6. Il résulte de ce qui précède que, saisie par l’employeur d’une demande de validation d’un accord collectif conclu sur le fondement de l’article L. 1233-24-1 et fixant le contenu d’un plan de sauvegarde de l’emploi (PSE), l’administration doit s’assurer que la procédure d’information et de consultation du comité d’entreprise prescrite par ces dispositions a été régulière. Elle ne peut légalement accorder la validation demandée que si le comité a été mis à même d’émettre régulièrement un avis, d’une part, sur l’opération projetée et ses modalités d’application, d’autre part, sur le projet de licenciement collectif et, à ce titre, sur le PSE.

S’agissant de l’information des institutions représentatives du personnel sur la recherche de repreneurs :

7. Issus de la loi n°2014-834 du 29 mars 2014 dite « loi Florange », les articles L. 1233-57-9 à L. 1233-57-22 du code du travail mettent à la charge de l’employeur qui projette la fermeture d’un établissement une obligation d’information des salariés et de l’administration, ainsi qu’une obligation de recherche d’un repreneur pour cet établissement. En ce sens l’article L. 1233-57-9 du code du travail dispose : « Lorsqu’elle envisage la fermeture d’un établissement qui aurait pour conséquence un projet de licenciement collectif, l’entreprise mentionnée à l’article L. 1233-71 réunit et informe le comité d’entreprise, au plus tard à l’ouverture de la procédure d’information et de consultation prévue à l’article L. 1233-30 ». Les dispositions de l’article R. 1233-15 du même code, dans leur rédaction applicable à la procédure ici en cause précisent : « Est un établissement au sens de l’article L. 1233-57-9 une entité économique assujettie à l’obligation de constituer un comité d’établissement. / Constitue une fermeture au sens de l’article L. 1233-57-9 la cessation complète d’activité d’un établissement lorsqu’elle a pour conséquence la mise en oeuvre d’un plan de sauvegarde de l’emploi emportant un projet de licenciement collectif au niveau de l’établissement ou de l’entreprise. / Constitue également une fermeture d’établissement la fusion de plusieurs établissements en dehors de la zone d’emploi où ils étaient implantés ou le transfert d’un établissement en dehors de sa zone d’emploi, lorsqu’ils ont pour conséquence la mise en oeuvre d’un plan de sauvegarde de l’emploi emportant un projet de licenciement collectif ».

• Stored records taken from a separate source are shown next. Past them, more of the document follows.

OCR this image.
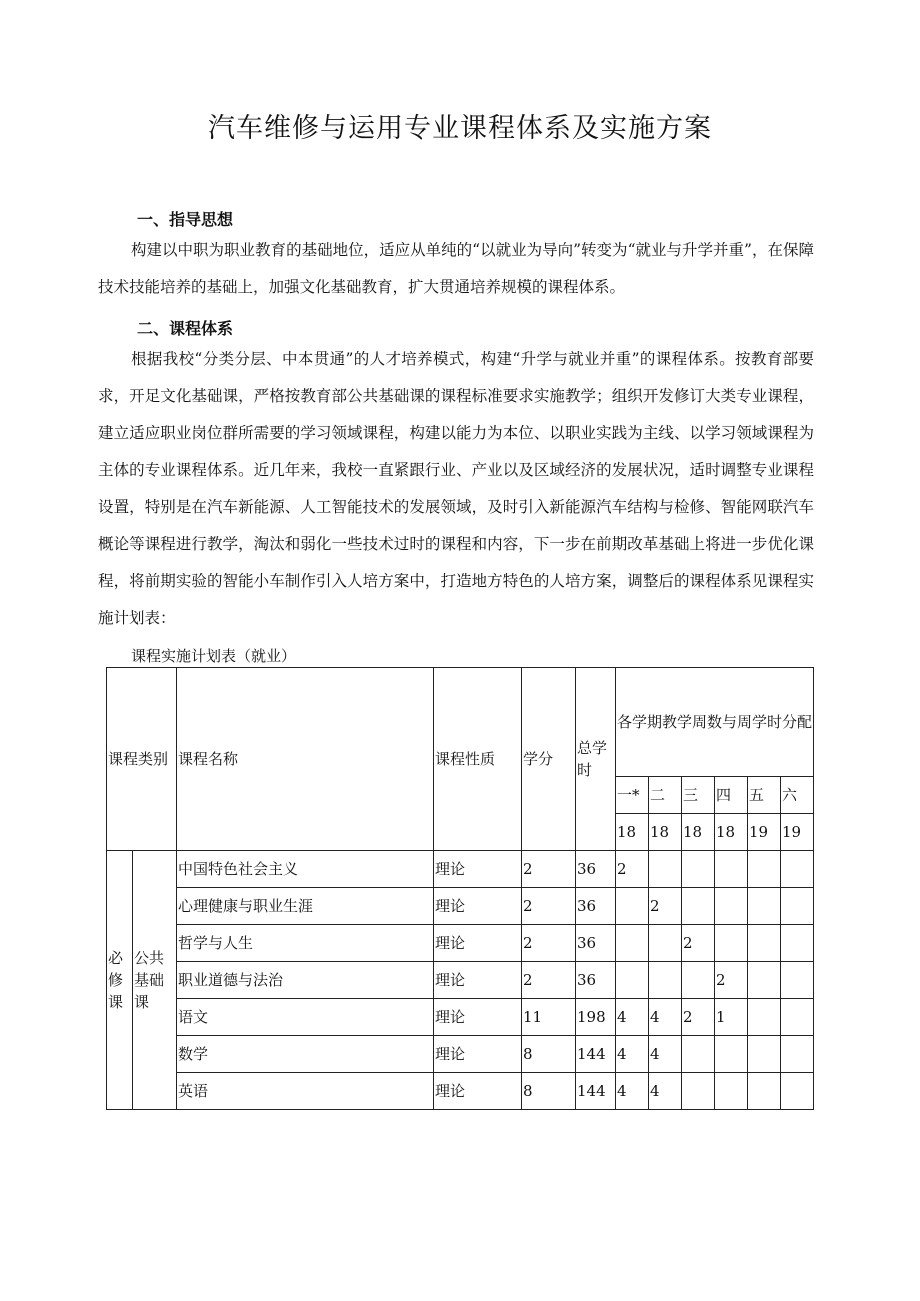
汽车维修与运用专业课程体系及实施方案
一、指导思想

构建以中职为职业教育的基础地位，适应从单纯的“以就业为导向”转变为“就业与升学并重”，在保障技术技能培养的基础上，加强文化基础教育，扩大贯通培养规模的课程体系。

二、课程体系

根据我校“分类分层、中本贯通”的人才培养模式，构建“升学与就业并重”的课程体系。按教育部要求，开足文化基础课，严格按教育部公共基础课的课程标准要求实施教学；组织开发修订大类专业课程，建立适应职业岗位群所需要的学习领域课程，构建以能力为本位、以职业实践为主线、以学习领域课程为主体的专业课程体系。近几年来，我校一直紧跟行业、产业以及区域经济的发展状况，适时调整专业课程设置，特别是在汽车新能源、人工智能技术的发展领域，及时引入新能源汽车结构与检修、智能网联汽车概论等课程进行教学，淘汰和弱化一些技术过时的课程和内容，下一步在前期改革基础上将进一步优化课程，将前期实验的智能小车制作引入人培方案中，打造地方特色的人培方案，调整后的课程体系见课程实施计划表：

课程实施计划表（就业）

课程类别		课程名称	课程性质	学分	总学时	各学期教学周数与周学时分配					
						一*	二	三	四	五	六
						18	18	18	18	19	19
必修课	公共基础课	中国特色社会主义	理论	2	36	2					
		心理健康与职业生涯	理论	2	36		2				
		哲学与人生	理论	2	36			2			
		职业道德与法治	理论	2	36				2		
		语文	理论	11	198	4	4	2	1		
		数学	理论	8	144	4	4				
		英语	理论	8	144	4	4				
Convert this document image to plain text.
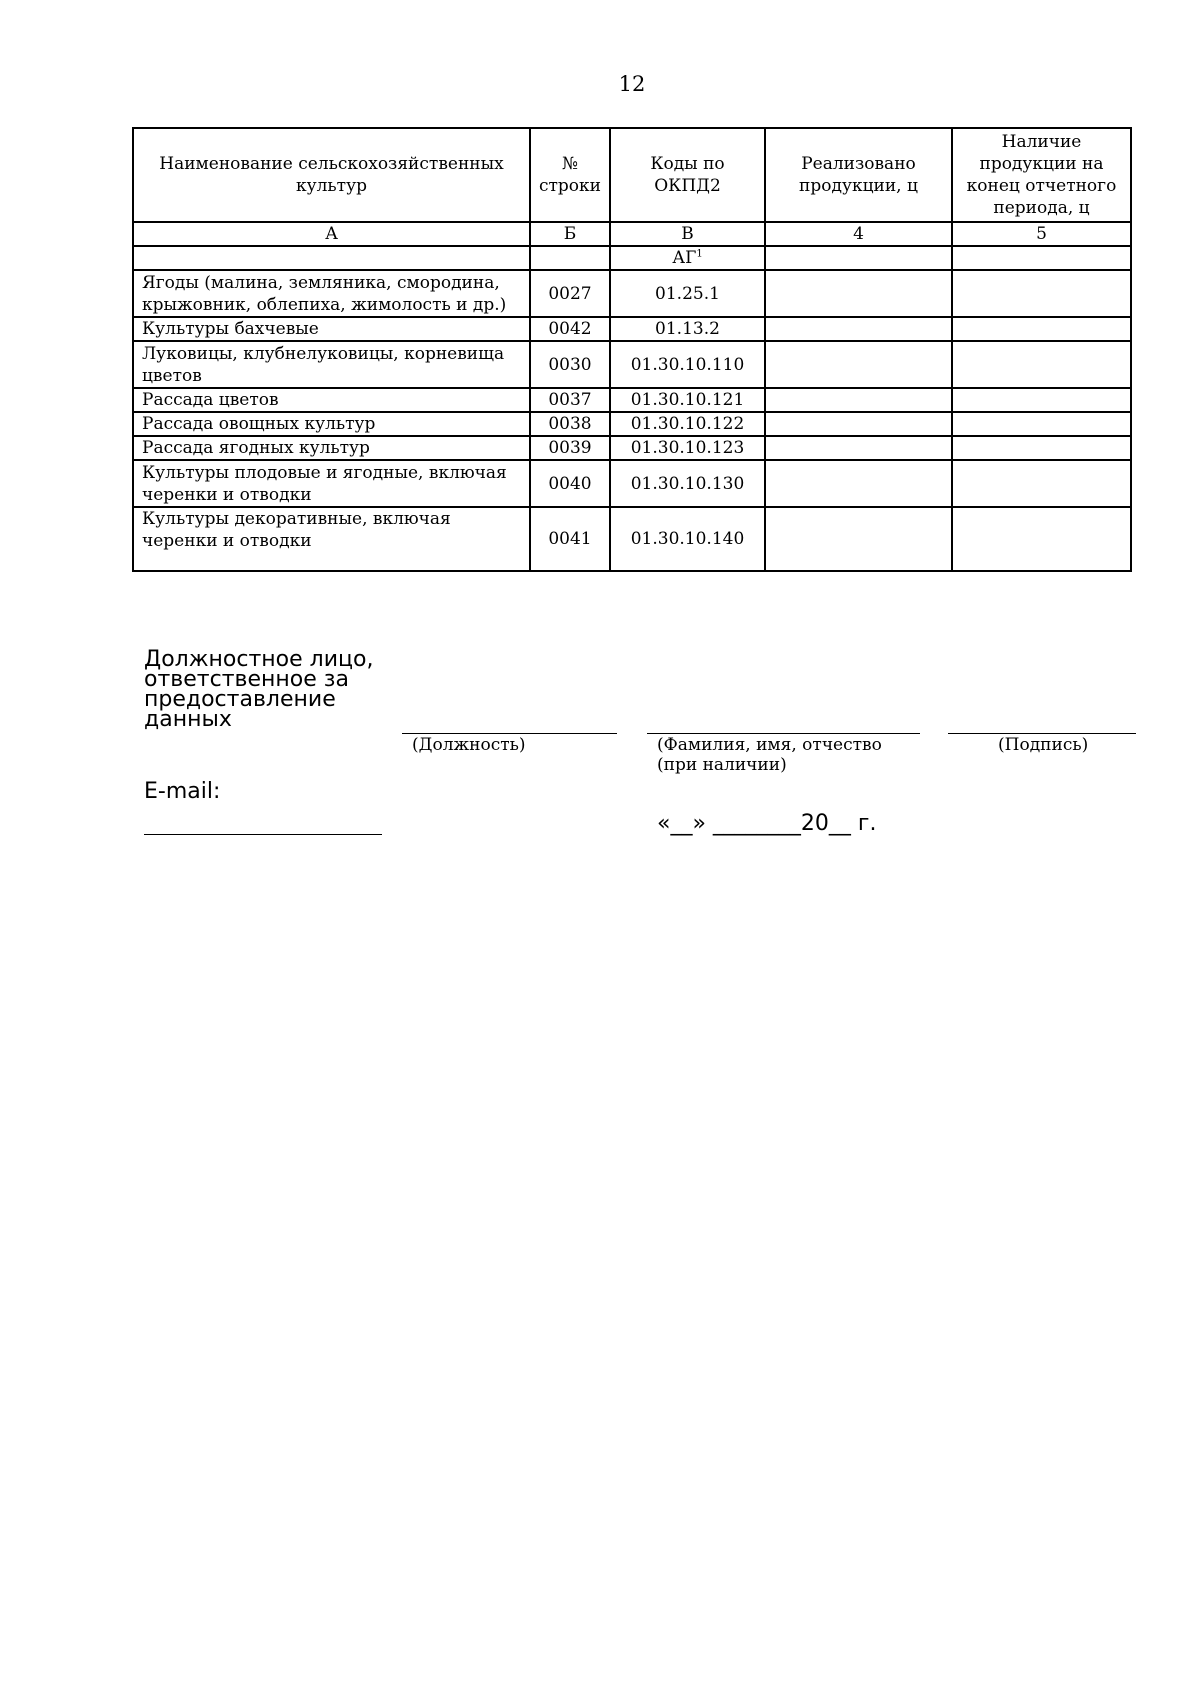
12
Наименование сельскохозяйственных культур	№ строки	Коды по ОКПД2	Реализовано продукции, ц	Наличие продукции на конец отчетного периода, ц
А	Б	В	4	5
		$АГ^1$		
Ягоды (малина, земляника, смородина, крыжовник, облепиха, жимолость и др.)	0027	01.25.1		
Культуры бахчевые	0042	01.13.2		
Луковицы, клубнелуковицы, корневища цветов	0030	01.30.10.110		
Рассада цветов	0037	01.30.10.121		
Рассада овощных культур	0038	01.30.10.122		
Рассада ягодных культур	0039	01.30.10.123		
Культуры плодовые и ягодные, включая черенки и отводки	0040	01.30.10.130		
Культуры декоративные, включая черенки и отводки	0041	01.30.10.140		
Должностное лицо, ответственное за предоставление данных
(Должность)	(Фамилия, имя, отчество (при наличии)
(Подпись)
E-mail:
«__» ________20__ г.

8. Il résulte par ailleurs des dispositions précitées du 4° de l’article L. 1233-57-2 du code du travail que le DIRECCTE ne peut valider l’accord collectif sans s’être assuré de la mise en oeuvre effective des obligations imposées, notamment, par les articles L.1233-57-9, L. 1233-59-10, L1233-57-15 et L. 1233-57-19, lesquelles prévoient une information des institutions de représentation du personnel sur les actions entreprises pour tenter de trouver un repreneur lorsque la fermeture d’un établissement est envisagée.

9. En premier lieu il ressort des pièces du dossier que la société Carrefour Proximité France est constituée de 13 établissements distincts, qui comprennent chacun un comité d’établissement, à savoir l’établissement de Massy, regroupant les salariés du siège de Mondeville et du site administratif de Massy, les 6 directions régionales du réseau « franchisé », et les 6 directions régionales du réseau « intégré », chaque direction régionale comprenant les magasins de son ressort et le « siège satellite » qui regroupe les fonctions administratives et d’encadrement.

10. Le projet de réorganisation à l’origine du plan de sauvegarde de l’emploi en litige implique la fin de l’exploitation directe par la société de 352 magasins, 272 devant être cédés ou fermés cependant que 79 seront exploités en location-gérance. S’il en résulte que le projet entraînera la suppression des établissements que constituent les actuelles directions régionales du réseau intégré, l’exécution du plan ne se traduira pas pour autant par une cessation complète de l’activité commerciale exercée par ces établissements, dès lors qu’une partie de cette activité restera exploitée en location-gérance, dans les mêmes magasins et par conséquent dans la même zone d’emploi que précédemment.

11. Les requérants ne sont donc pas fondés à soutenir que le projet de réorganisation ici en cause implique, au sens des dispositions précitées de l’article R. 1233-15 du code du travail, une cessation complète d’activité de cet établissement, obligeant l’employeur au respect des dispositions des articles L. 1233-57-9 et suivantes du même code.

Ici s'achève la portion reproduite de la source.